Saturday, May 9, 2009

All Moved!


Aidan, Ethan, and I are all moved in and all unpacked! I am really pleased with the layout of the apartment and it's plenty of room for us and all of their toys- haha! I had to do some shopping (which is usually not something I enjoy) but I have to say it was fun shopping for this place- especially finding a good vacuum cleaner for only $39 and a really cute monkey bathroom shower curtain and decor for the boys bathroom was a pretty good price at Target. Their bathroom trash can is a smiling monkey holding a banana. And the rug is a huge monkey face. When Aidan saw it for the first time he laughed and said, "George!" I don't think it's meant to be Curious George, but since he was thrilled by the idea, I am too.

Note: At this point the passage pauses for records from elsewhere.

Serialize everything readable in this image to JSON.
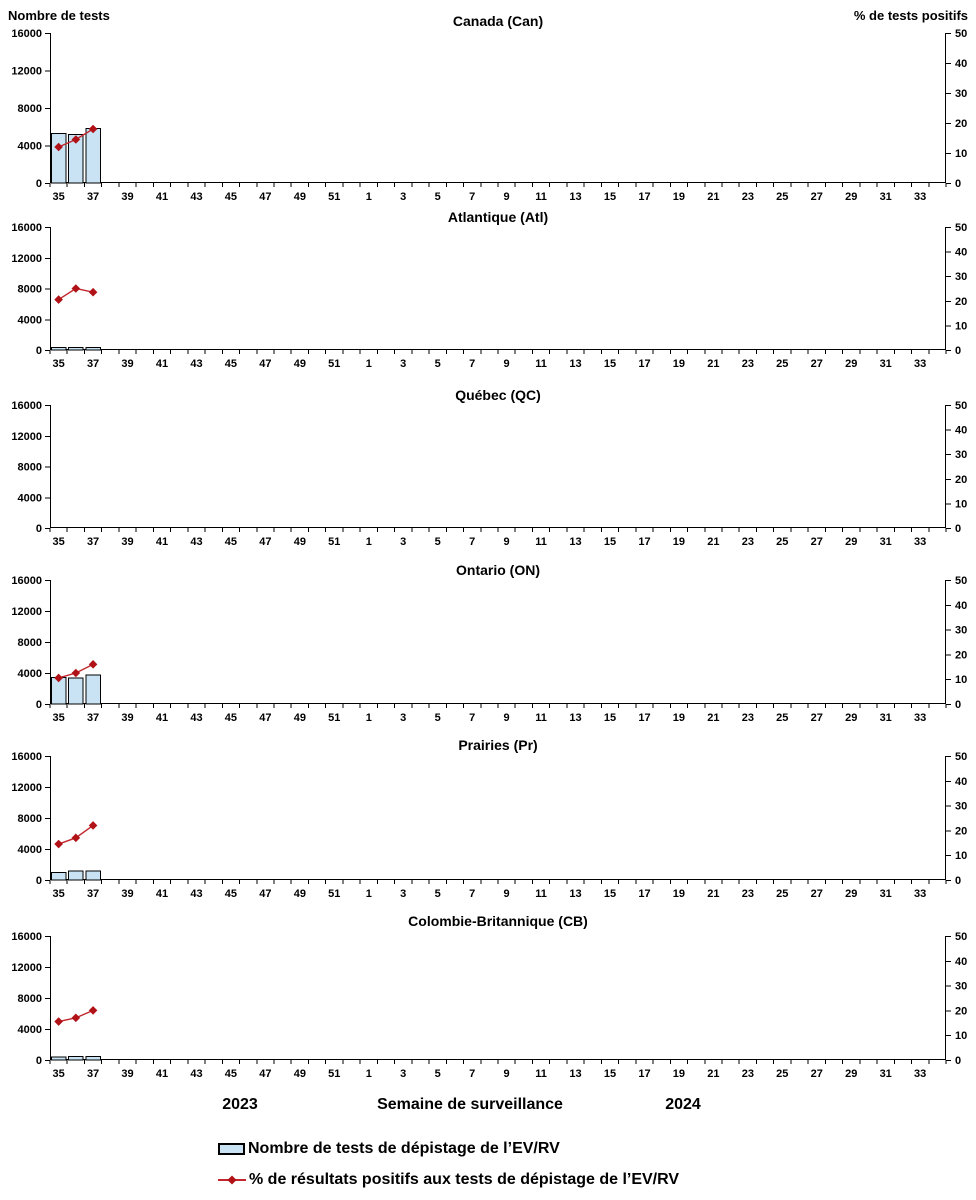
{
  "axes": {
    "left_label": "Nombre de tests",
    "right_label": "% de tests positifs",
    "left_ticks": [
      0,
      4000,
      8000,
      12000,
      16000
    ],
    "left_max": 16000,
    "right_ticks": [
      0,
      10,
      20,
      30,
      40,
      50
    ],
    "right_max": 50,
    "weeks": [
      35,
      36,
      37,
      38,
      39,
      40,
      41,
      42,
      43,
      44,
      45,
      46,
      47,
      48,
      49,
      50,
      51,
      52,
      1,
      2,
      3,
      4,
      5,
      6,
      7,
      8,
      9,
      10,
      11,
      12,
      13,
      14,
      15,
      16,
      17,
      18,
      19,
      20,
      21,
      22,
      23,
      24,
      25,
      26,
      27,
      28,
      29,
      30,
      31,
      32,
      33,
      34
    ]
  },
  "chart_data": [
    {
      "type": "bar+line",
      "title": "Canada (Can)",
      "slug": "canada",
      "weeks": [
        35,
        36,
        37
      ],
      "bars_tests": [
        5300,
        5200,
        5800
      ],
      "line_pct_positive": [
        12,
        14.5,
        18
      ]
    },
    {
      "type": "bar+line",
      "title": "Atlantique (Atl)",
      "slug": "atlantique",
      "weeks": [
        35,
        36,
        37
      ],
      "bars_tests": [
        300,
        350,
        350
      ],
      "line_pct_positive": [
        20.5,
        25,
        23.5
      ]
    },
    {
      "type": "bar+line",
      "title": "Québec (QC)",
      "slug": "quebec",
      "weeks": [],
      "bars_tests": [],
      "line_pct_positive": []
    },
    {
      "type": "bar+line",
      "title": "Ontario (ON)",
      "slug": "ontario",
      "weeks": [
        35,
        36,
        37
      ],
      "bars_tests": [
        3400,
        3350,
        3750
      ],
      "line_pct_positive": [
        10.5,
        12.5,
        16
      ]
    },
    {
      "type": "bar+line",
      "title": "Prairies (Pr)",
      "slug": "prairies",
      "weeks": [
        35,
        36,
        37
      ],
      "bars_tests": [
        1000,
        1150,
        1150
      ],
      "line_pct_positive": [
        14.5,
        17,
        22
      ]
    },
    {
      "type": "bar+line",
      "title": "Colombie-Britannique (CB)",
      "slug": "colombie-britannique",
      "weeks": [
        35,
        36,
        37
      ],
      "bars_tests": [
        400,
        450,
        450
      ],
      "line_pct_positive": [
        15.5,
        17,
        20
      ]
    }
  ],
  "footer": {
    "year_left": "2023",
    "x_label": "Semaine de surveillance",
    "year_right": "2024"
  },
  "legend": {
    "items": [
      {
        "swatch": "bar",
        "label": "Nombre de tests de dépistage de l’EV/RV"
      },
      {
        "swatch": "line",
        "label": "% de résultats positifs aux tests de dépistage de l’EV/RV"
      }
    ]
  },
  "colors": {
    "bar_fill": "#C9E3F5",
    "bar_border": "#000000",
    "line": "#C1272D",
    "marker": "#B01218",
    "axis": "#000000"
  }
}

My parents came over for Pizza and salad last night. Guess what! My oven works! Everything works in this place! (knock on wood) It's great. I gave the boys the master bed/bath, and I took the second room, which is a little smaller, but has a beautiful vaulted ceiling (hey! Another benefit to a 3rd floor!) and a huge window. The pool opens on Memorial Day and I'm looking forward to taking the kids. I haven't actually showed them the pool yet because we can't get in it.
This weekend I won't have the boys, so I'm getting a few more things organized, and then I'm getting all dolled up (something I definitely haven't done this week) and going out with Adam for our date night!